Molecular mechanisms of virstatin resistance by non-O1/non-O139 strains of Vibrio cholerae.

Virstatin is a previously described small molecule inhibitor of Vibrio cholerae virulence. We have demonstrated that the molecule inhibits the activity of the transcriptional activator ToxT, thereby preventing elaboration of the toxin co-regulated pilus (TCP) and cholera toxin in vitro and in vivo in O1 strains of V. cholerae. While strains of the O1 and O139 serogroups are the cause of most epidemic and endemic cholera currently seen globally, sporadic disease caused by strains of non-O1/non-O139 serogroups suggests that understanding the pathogenic mechanisms of these unusual strains is relevant for disease. Although some non-O1/non-O139 strains have acquired the pathogenicity island that encodes the TCP, the role that this essential colonization factor of O1/O139 strains plays in the virulence of non-O1/non-O139 strains has not been determined. In this study, we utilize virstatin in a 'chemical genetic approach' to examine the role of ToxT, and thus by inference TCP, in the colonization of a panel of predominantly non-O1/non-O139 tcp+ strains. We identified nine strains whose colonization was resistant to virstatin inhibition in the infant mouse model. These strains presumably colonize by a TCP-independent mechanism or contain a naturally occurring virstatin-resistant ToxT. Four strains contained the typical toxT gene found in O1/O139 strains (toxT(EPI)) isolated from cholera epidemics. Interruption of toxT in one of these strains did not affect colonization of the infant mouse small intestine.
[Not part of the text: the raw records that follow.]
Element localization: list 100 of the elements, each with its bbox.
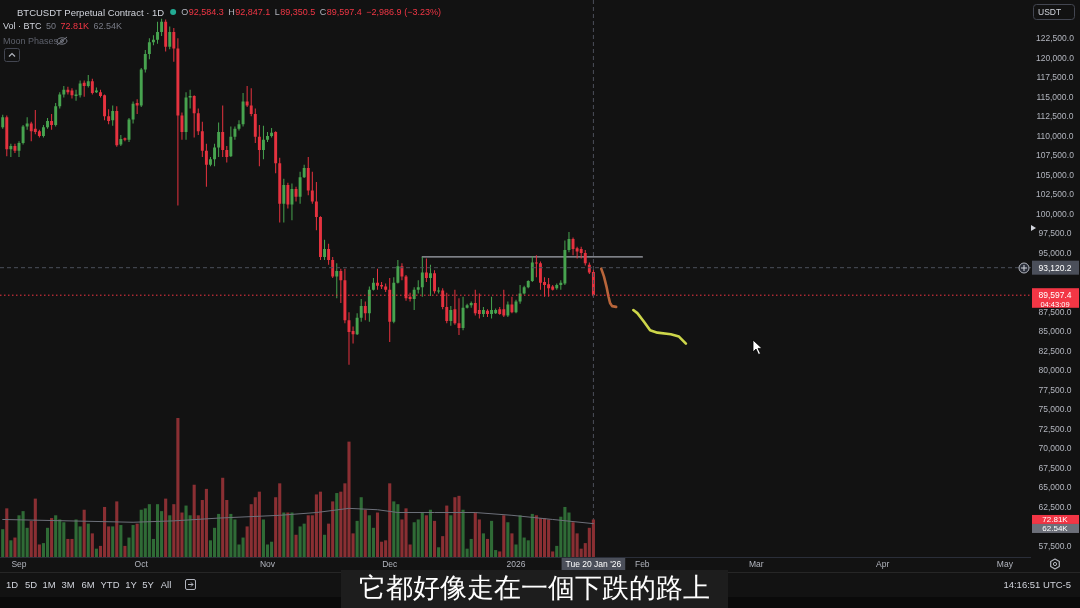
- bar: [420, 512, 424, 557]
- bar: [359, 497, 363, 557]
- bar: [363, 509, 367, 557]
- bar: [534, 515, 538, 557]
- bar: [54, 515, 58, 557]
- bar: [530, 513, 534, 557]
- y-tick-label: 65,000.0: [1038, 482, 1072, 493]
- annotation: 92,847.1: [235, 7, 271, 17]
- y-tick-label: 62,500.0: [1038, 501, 1072, 512]
- bar: [184, 505, 188, 557]
- bar: [314, 494, 318, 557]
- text: All: [160, 578, 172, 590]
- bar: [50, 518, 54, 557]
- bar: [278, 483, 282, 557]
- bar: [155, 504, 160, 557]
- bar: [286, 512, 290, 557]
- x-tick-label: May: [996, 558, 1014, 569]
- text: 72.81K: [1042, 514, 1069, 524]
- bar: [404, 508, 408, 557]
- annotation: −2,986.9 (−3.23%): [366, 7, 441, 17]
- bar: [58, 519, 62, 557]
- candlestick: [534, 255, 538, 278]
- bar: [147, 504, 151, 557]
- ref-line-label: 93,120.2: [1038, 262, 1072, 273]
- bar: [306, 515, 310, 557]
- annotation: 92,584.3: [188, 7, 224, 17]
- annotation: 50: [46, 21, 57, 31]
- candlestick: [477, 293, 481, 319]
- bar: [424, 515, 428, 557]
- text: 62.54K: [1042, 523, 1069, 533]
- y-tick-label: 115,000.0: [1036, 91, 1074, 102]
- bar: [542, 518, 547, 557]
- y-tick-label: 87,500.0: [1038, 306, 1072, 317]
- bar: [396, 504, 400, 557]
- annotation: H: [228, 7, 235, 17]
- annotation: L: [274, 7, 280, 17]
- annotation: 89,597.4: [326, 7, 362, 17]
- bar: [103, 506, 107, 557]
- bar: [412, 522, 416, 557]
- y-tick-label: 95,000.0: [1038, 248, 1072, 259]
- bar: [571, 522, 575, 557]
- bar: [347, 441, 351, 557]
- bar: [176, 418, 180, 557]
- bar: [298, 526, 302, 557]
- bar: [502, 515, 506, 557]
- bar: [335, 493, 339, 557]
- bar: [135, 523, 139, 557]
- bar: [563, 506, 567, 557]
- bar: [119, 525, 123, 557]
- y-tick-label: 67,500.0: [1038, 462, 1072, 473]
- text: 1M: [42, 578, 56, 590]
- bar: [261, 519, 265, 557]
- bar: [331, 501, 335, 557]
- bar: [1, 529, 5, 557]
- bar: [490, 520, 494, 557]
- bar: [21, 511, 25, 557]
- ref-line-label: 89,597.4: [1038, 290, 1072, 301]
- line-series: [599, 267, 618, 309]
- bar: [74, 519, 78, 557]
- y-tick-label: 120,000.0: [1036, 52, 1075, 63]
- bar: [62, 522, 66, 557]
- y-tick-label: 85,000.0: [1038, 326, 1072, 337]
- bar: [428, 509, 433, 557]
- bar: [461, 509, 465, 557]
- bar: [375, 512, 380, 557]
- candlestick: [416, 280, 420, 294]
- y-tick-label: 117,500.0: [1036, 72, 1074, 83]
- bar: [302, 523, 306, 557]
- bar: [510, 533, 514, 557]
- bar: [547, 519, 551, 557]
- annotation: C: [319, 7, 327, 17]
- bar: [241, 537, 245, 557]
- y-tick-label: 112,500.0: [1036, 111, 1074, 122]
- x-tick-label: 2026: [506, 558, 526, 569]
- bar: [164, 498, 168, 557]
- text: YTD: [100, 578, 120, 590]
- bar: [17, 515, 21, 557]
- bar: [469, 538, 473, 557]
- bar: [123, 545, 127, 557]
- bar: [481, 533, 485, 557]
- bar: [518, 515, 522, 557]
- bar: [45, 527, 50, 557]
- bar: [388, 483, 392, 557]
- bar: [445, 505, 449, 557]
- candlestick: [376, 268, 379, 290]
- x-tick-label: Dec: [382, 558, 399, 569]
- y-tick-label: 122,500.0: [1036, 33, 1075, 44]
- bar: [432, 520, 437, 557]
- candlestick: [188, 89, 192, 109]
- bar: [229, 513, 233, 557]
- annotation: O: [181, 7, 189, 17]
- y-tick-label: 70,000.0: [1038, 443, 1072, 454]
- bar: [139, 509, 143, 557]
- bar: [538, 518, 542, 557]
- bar: [33, 498, 37, 557]
- text: 5Y: [142, 578, 155, 590]
- y-tick-label: 57,500.0: [1038, 540, 1072, 551]
- bar: [168, 515, 172, 557]
- bar: [94, 548, 98, 557]
- bar: [143, 508, 147, 557]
The remaining five strains were found to contain a sequence divergent toxT gene that has been previously designated toxT(ENV) because of its occurrence in isolates of V. cholerae from the environment. We show that ToxT(ENV) is resistant to virstatin in two separate heterologous systems and is necessary for efficient colonization of the infant mouse small intestine. These results support the new concept that chemical genetic probes for the in vivo function or expression of virulence genes can be used to identify strains that express alternative virulence factors or novel regulatory systems that are functional in vivo.